Lethvm / Chronique LP > Winterreise

Lethvm - Winterreise Comme un nuage maussade traversant le ciel dégagé,
lorsque sur la cime des sapins une brise légère souffle :
Ainsi, je suis mon chemin toujours plus avant en traînant les pieds,
au milieu de la clarté et du bonheur de la vie, solitaire et sans ami.
Si seulement l'air n'était pas si calme ! Si seulement le monde n'était pas si lumineux !
Pendant que les orages faisaient encore rage, je n'étais pas si malheureux.

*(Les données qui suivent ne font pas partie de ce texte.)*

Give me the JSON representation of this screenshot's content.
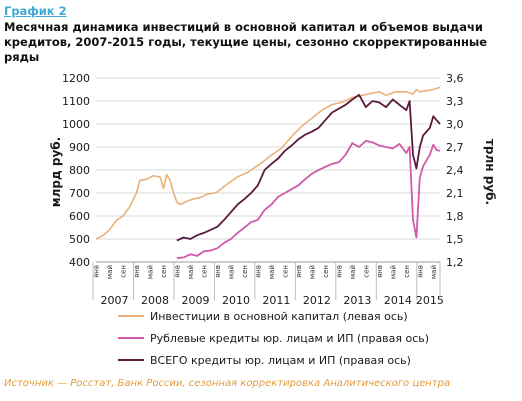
{
  "header": {
    "label": "График 2",
    "title": "Месячная динамика инвестиций в основной капитал и объемов выдачи кредитов, 2007-2015 годы, текущие цены, сезонно скорректированные ряды"
  },
  "footer": {
    "source": "Источник — Росстат, Банк России, сезонная корректировка Аналитического центра"
  },
  "chart_data": {
    "type": "line",
    "ylabel_left": "млрд руб.",
    "ylabel_right": "трлн руб.",
    "ylim_left": [
      400,
      1200
    ],
    "ylim_right": [
      1.2,
      3.6
    ],
    "yticks_left": [
      "400",
      "500",
      "600",
      "700",
      "800",
      "900",
      "1000",
      "1100",
      "1200"
    ],
    "yticks_right": [
      "1,2",
      "1,5",
      "1,8",
      "2,1",
      "2,4",
      "2,7",
      "3,0",
      "3,3",
      "3,6"
    ],
    "month_labels": [
      "янв",
      "май",
      "сен"
    ],
    "years": [
      "2007",
      "2008",
      "2009",
      "2010",
      "2011",
      "2012",
      "2013",
      "2014",
      "2015"
    ],
    "x_start": "2007-01",
    "x_end": "2015-07",
    "grid": true,
    "legend_position": "bottom",
    "series": [
      {
        "name": "Инвестиции в основной капитал (левая ось)",
        "axis": "left",
        "color": "#e8b27a",
        "points": [
          [
            "2007-01",
            500
          ],
          [
            "2007-03",
            515
          ],
          [
            "2007-05",
            540
          ],
          [
            "2007-07",
            580
          ],
          [
            "2007-09",
            600
          ],
          [
            "2007-11",
            640
          ],
          [
            "2008-01",
            700
          ],
          [
            "2008-02",
            755
          ],
          [
            "2008-04",
            760
          ],
          [
            "2008-06",
            775
          ],
          [
            "2008-08",
            770
          ],
          [
            "2008-09",
            720
          ],
          [
            "2008-10",
            780
          ],
          [
            "2008-11",
            755
          ],
          [
            "2008-12",
            700
          ],
          [
            "2009-01",
            660
          ],
          [
            "2009-02",
            650
          ],
          [
            "2009-04",
            665
          ],
          [
            "2009-06",
            675
          ],
          [
            "2009-08",
            680
          ],
          [
            "2009-10",
            695
          ],
          [
            "2009-12",
            700
          ],
          [
            "2010-01",
            705
          ],
          [
            "2010-04",
            740
          ],
          [
            "2010-07",
            770
          ],
          [
            "2010-10",
            790
          ],
          [
            "2010-12",
            810
          ],
          [
            "2011-02",
            830
          ],
          [
            "2011-05",
            865
          ],
          [
            "2011-08",
            895
          ],
          [
            "2011-11",
            945
          ],
          [
            "2012-02",
            990
          ],
          [
            "2012-05",
            1025
          ],
          [
            "2012-08",
            1060
          ],
          [
            "2012-11",
            1085
          ],
          [
            "2013-02",
            1095
          ],
          [
            "2013-05",
            1115
          ],
          [
            "2013-08",
            1125
          ],
          [
            "2013-11",
            1135
          ],
          [
            "2014-01",
            1140
          ],
          [
            "2014-03",
            1125
          ],
          [
            "2014-06",
            1140
          ],
          [
            "2014-09",
            1140
          ],
          [
            "2014-11",
            1130
          ],
          [
            "2014-12",
            1150
          ],
          [
            "2015-01",
            1140
          ],
          [
            "2015-03",
            1145
          ],
          [
            "2015-05",
            1150
          ],
          [
            "2015-07",
            1160
          ]
        ]
      },
      {
        "name": "Рублевые кредиты юр. лицам и ИП (правая ось)",
        "axis": "right",
        "color": "#d05aa8",
        "points": [
          [
            "2009-01",
            1.25
          ],
          [
            "2009-03",
            1.26
          ],
          [
            "2009-05",
            1.3
          ],
          [
            "2009-07",
            1.28
          ],
          [
            "2009-09",
            1.34
          ],
          [
            "2009-11",
            1.35
          ],
          [
            "2010-01",
            1.38
          ],
          [
            "2010-03",
            1.45
          ],
          [
            "2010-05",
            1.5
          ],
          [
            "2010-07",
            1.58
          ],
          [
            "2010-09",
            1.65
          ],
          [
            "2010-11",
            1.72
          ],
          [
            "2011-01",
            1.75
          ],
          [
            "2011-03",
            1.88
          ],
          [
            "2011-05",
            1.95
          ],
          [
            "2011-07",
            2.05
          ],
          [
            "2011-09",
            2.1
          ],
          [
            "2011-11",
            2.15
          ],
          [
            "2012-01",
            2.2
          ],
          [
            "2012-03",
            2.28
          ],
          [
            "2012-05",
            2.35
          ],
          [
            "2012-07",
            2.4
          ],
          [
            "2012-09",
            2.44
          ],
          [
            "2012-11",
            2.48
          ],
          [
            "2013-01",
            2.5
          ],
          [
            "2013-03",
            2.6
          ],
          [
            "2013-05",
            2.75
          ],
          [
            "2013-07",
            2.7
          ],
          [
            "2013-09",
            2.78
          ],
          [
            "2013-11",
            2.76
          ],
          [
            "2014-01",
            2.72
          ],
          [
            "2014-03",
            2.7
          ],
          [
            "2014-05",
            2.68
          ],
          [
            "2014-07",
            2.74
          ],
          [
            "2014-09",
            2.62
          ],
          [
            "2014-10",
            2.7
          ],
          [
            "2014-11",
            1.75
          ],
          [
            "2014-12",
            1.52
          ],
          [
            "2015-01",
            2.3
          ],
          [
            "2015-02",
            2.45
          ],
          [
            "2015-04",
            2.6
          ],
          [
            "2015-05",
            2.73
          ],
          [
            "2015-06",
            2.66
          ],
          [
            "2015-07",
            2.65
          ]
        ]
      },
      {
        "name": "ВСЕГО кредиты юр. лицам и ИП (правая ось)",
        "axis": "right",
        "color": "#5a1a3d",
        "points": [
          [
            "2009-01",
            1.48
          ],
          [
            "2009-03",
            1.52
          ],
          [
            "2009-05",
            1.5
          ],
          [
            "2009-07",
            1.55
          ],
          [
            "2009-09",
            1.58
          ],
          [
            "2009-11",
            1.62
          ],
          [
            "2010-01",
            1.66
          ],
          [
            "2010-03",
            1.75
          ],
          [
            "2010-05",
            1.85
          ],
          [
            "2010-07",
            1.95
          ],
          [
            "2010-09",
            2.02
          ],
          [
            "2010-11",
            2.1
          ],
          [
            "2011-01",
            2.2
          ],
          [
            "2011-03",
            2.4
          ],
          [
            "2011-05",
            2.48
          ],
          [
            "2011-07",
            2.55
          ],
          [
            "2011-09",
            2.65
          ],
          [
            "2011-11",
            2.72
          ],
          [
            "2012-01",
            2.8
          ],
          [
            "2012-03",
            2.86
          ],
          [
            "2012-05",
            2.9
          ],
          [
            "2012-07",
            2.95
          ],
          [
            "2012-09",
            3.05
          ],
          [
            "2012-11",
            3.15
          ],
          [
            "2013-01",
            3.2
          ],
          [
            "2013-03",
            3.25
          ],
          [
            "2013-05",
            3.32
          ],
          [
            "2013-07",
            3.38
          ],
          [
            "2013-09",
            3.22
          ],
          [
            "2013-11",
            3.3
          ],
          [
            "2014-01",
            3.28
          ],
          [
            "2014-03",
            3.22
          ],
          [
            "2014-05",
            3.32
          ],
          [
            "2014-07",
            3.25
          ],
          [
            "2014-09",
            3.18
          ],
          [
            "2014-10",
            3.3
          ],
          [
            "2014-11",
            2.6
          ],
          [
            "2014-12",
            2.42
          ],
          [
            "2015-01",
            2.7
          ],
          [
            "2015-02",
            2.85
          ],
          [
            "2015-04",
            2.95
          ],
          [
            "2015-05",
            3.1
          ],
          [
            "2015-06",
            3.05
          ],
          [
            "2015-07",
            3.0
          ]
        ]
      }
    ]
  }
}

Voilà une traduction d'un passage du voyage d'hiver, recueil de poèmes de l'allemand Wilhelm Müller qui date des années 1820 et qui ont inspiré Schubert pour son Winterreise. Même inspiration et donc même titre deux ans plus tard pour Lethvm qui nous emmène dans une neige particulièrement sombre... Le froid, la folie, la mort, le groupe belge survole ces sentiments, les investit parfois, joue avec la focale pour nous immerger dans le spectacle ou nous laisser à distance pour en profiter. Je ne sais pas moi-même s'il vaut mieux s'abandonner (à nos risques et périls) dans leur musique et se faire cabosser, ronger, taillader, ou rester à l'écart pour mieux l'observer et la voir nous faire hérisser les poils, nouer l'estomac, éroder le cerveau. Si l'univers est teinté d'outrenoir, la lumière arrive régulièrement à se frayer un chemin, par des breaks éthérés, par un chant clair assez présent, par certaines guitares non saturées ou par l'ouverture sur le paradis que propose Elena (chanteuse d'Eosine) invitée sur "Mournful".

Ainsi Winterreise est un album plein de contrastes où Lethvm donne de la beauté aux déchirements, utilise tous ses talents pour sublimer un texte et des sentiments, transformant l'errance et le désespoir en les rendant éblouissant.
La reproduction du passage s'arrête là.